In most developing countries, specialist counsellors are in short supply. And there is unlikely to be enough money available to train and hire as many specialist counsellors as would be needed in the context of routine antenatal care.

It is recommended, rather, that existing reproductive health staff be trained in the basics of counselling and testing for HIV. They are already familiar with many of the issues surrounding reproductive health and infant feeding. Training existing staff to provide additional advice on HIV care and prevention in the context of pregnancy may be easier that training professional counsellors to deal with all the medical questions that may arise around the subject of reproductive health and childbearing. However, extra staff will probably need to be hired to cope with the extra volume of work created by providing counselling and HIV testing services.

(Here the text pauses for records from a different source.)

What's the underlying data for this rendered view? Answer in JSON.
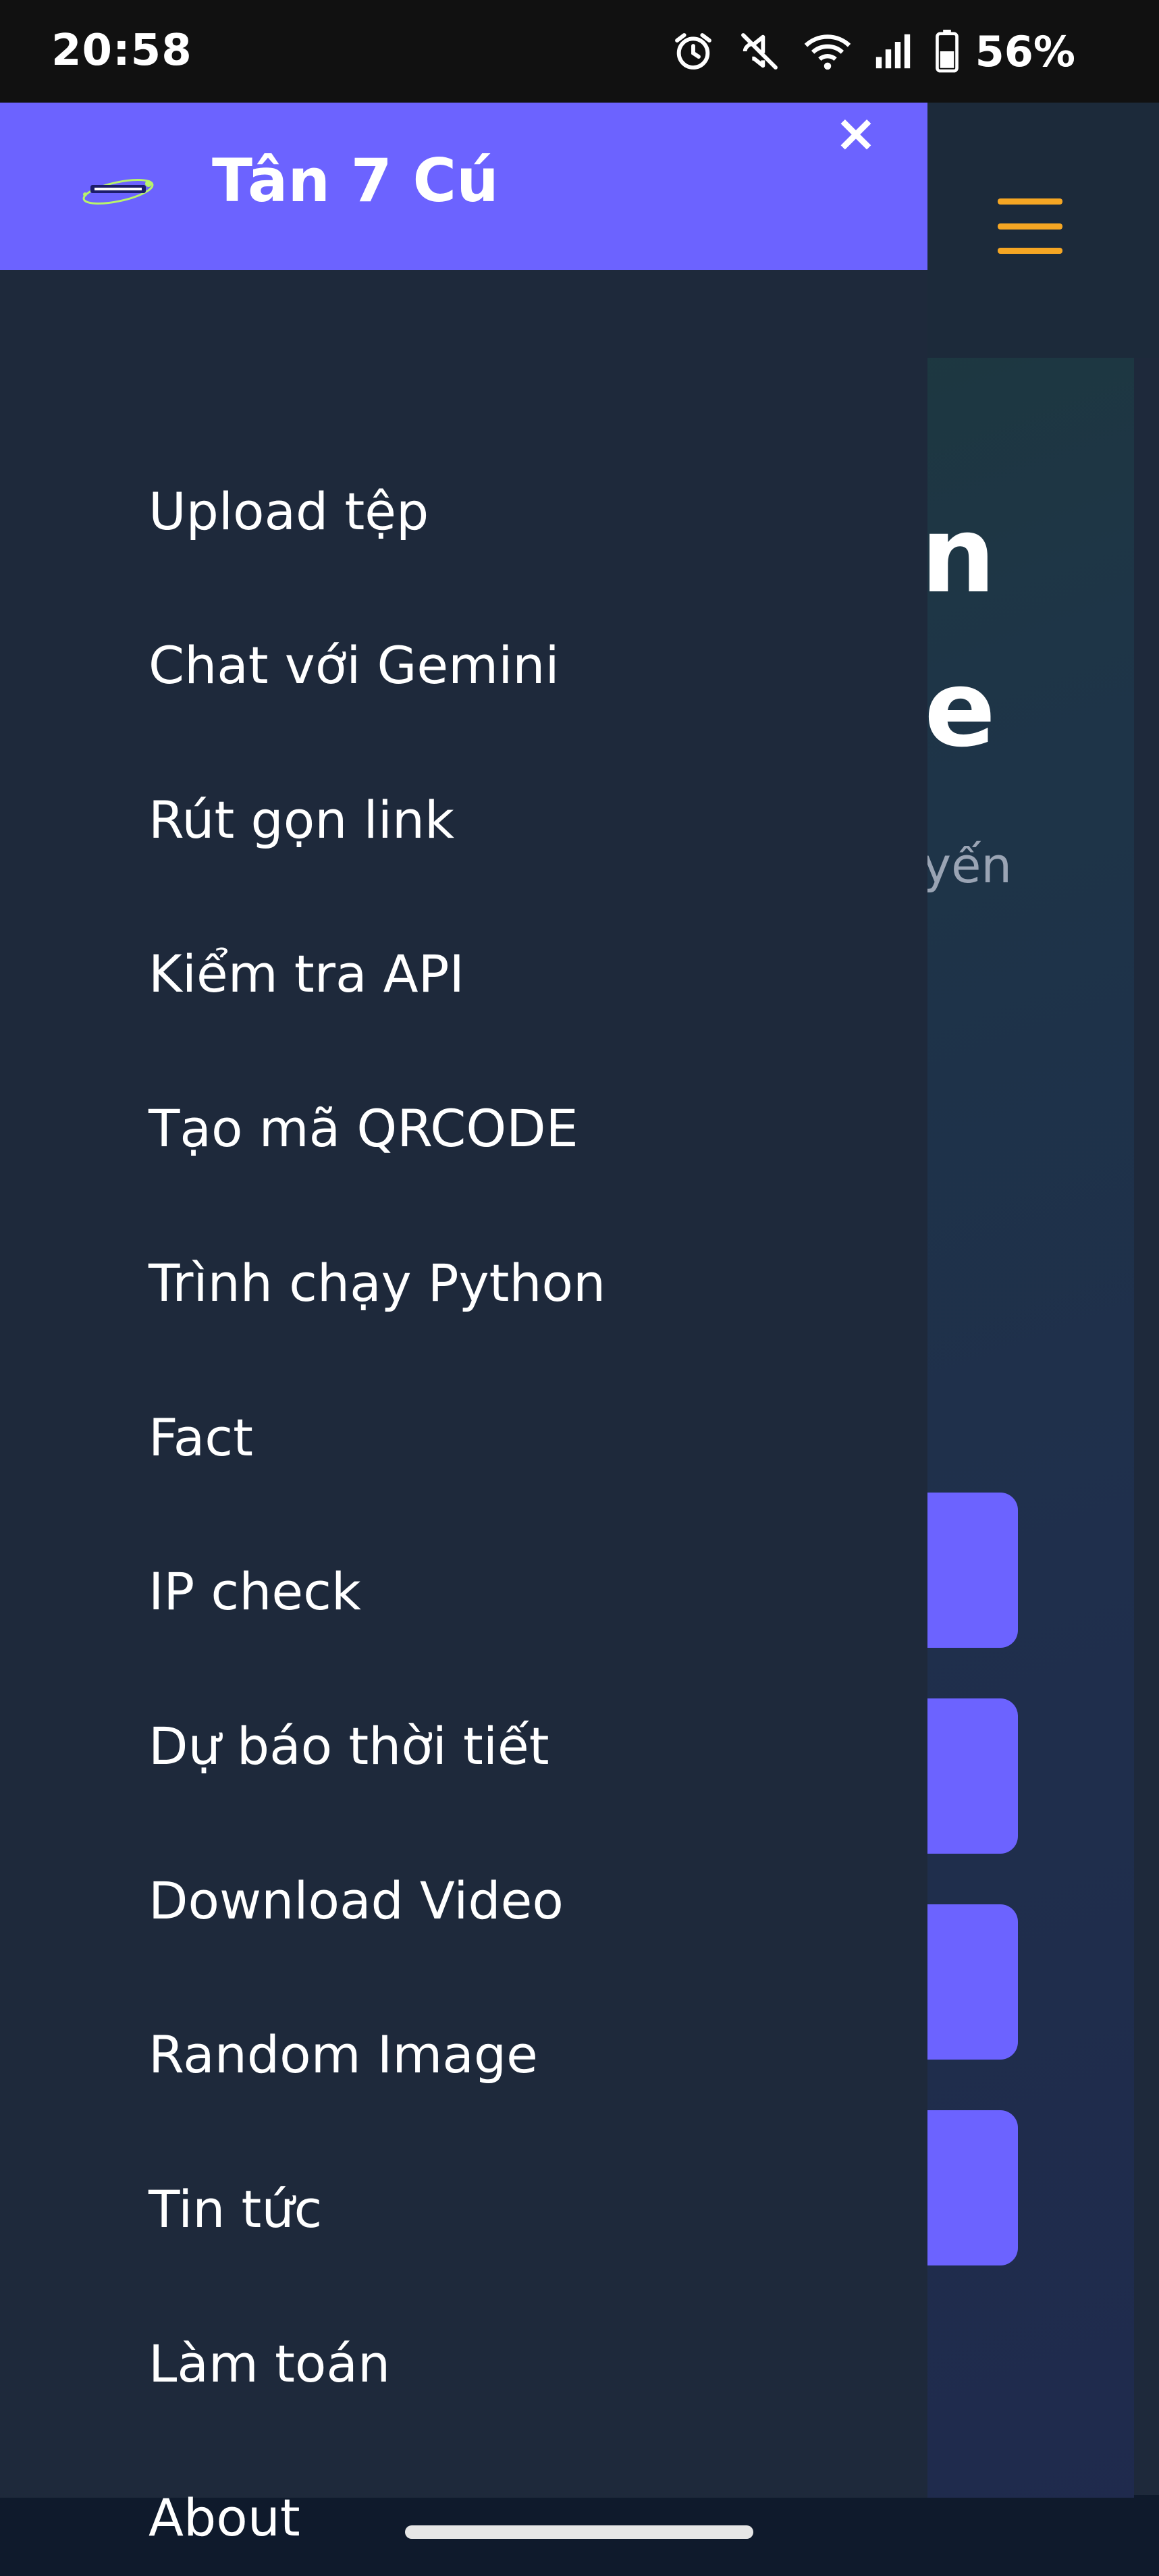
{
  "status_bar": {
    "time": "20:58",
    "battery": "56%",
    "icons": [
      "alarm-icon",
      "vibrate-off-icon",
      "wifi-icon",
      "signal-icon",
      "battery-icon"
    ]
  },
  "drawer": {
    "title": "Tân 7 Cú",
    "close_label": "×",
    "logo": "site-logo",
    "items": [
      {
        "label": "Upload tệp"
      },
      {
        "label": "Chat với Gemini"
      },
      {
        "label": "Rút gọn link"
      },
      {
        "label": "Kiểm tra API"
      },
      {
        "label": "Tạo mã QRCODE"
      },
      {
        "label": "Trình chạy Python"
      },
      {
        "label": "Fact"
      },
      {
        "label": "IP check"
      },
      {
        "label": "Dự báo thời tiết"
      },
      {
        "label": "Download Video"
      },
      {
        "label": "Random Image"
      },
      {
        "label": "Tin tức"
      },
      {
        "label": "Làm toán"
      },
      {
        "label": "About"
      }
    ]
  },
  "background": {
    "hero_title_line1": "n",
    "hero_title_line2": "e",
    "hero_subtitle": "yến"
  },
  "colors": {
    "accent": "#6c63ff",
    "drawer_bg": "#1e293b",
    "hamburger": "#f5a623"
  }
}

The work of providing information and of counselling should be diffused as efficiently as possible though the hierarchy of care, according to the particular needs of each client. Much of the routine provision of basic information about HIV transmission, prevention and testing for example, can be done in groups and carried out by staff with little special training in counselling. For more complex issues - analysis of resources in helping HIV-infected mothers reach feeding decisions, or counselling of discordant couples, for example - specialized counsellors may be needed and discussion with clients on a one-to-one basis will be essential. Regular staff should be able to refer those in need to progressively more specialized levels of counselling. The more specialized counselling may be provided by dedicated voluntary counselling and testing centres outside the reproductive health facility. Facility managers will need to identify services to which they can refer clients, and would be well advised to discuss their clients’ needs with key staff in those services.

Health workers will need additional training in all the basic areas of pre- and post-test counselling if they are to provide useful HIV-related counselling to women contemplating a test or digesting its results. In addition, they may need extra training to help them deal non-judgmentally with clients in often difficult situations. Perhaps most importantly, health workers need a rigorous understanding of the importance of confidentiality.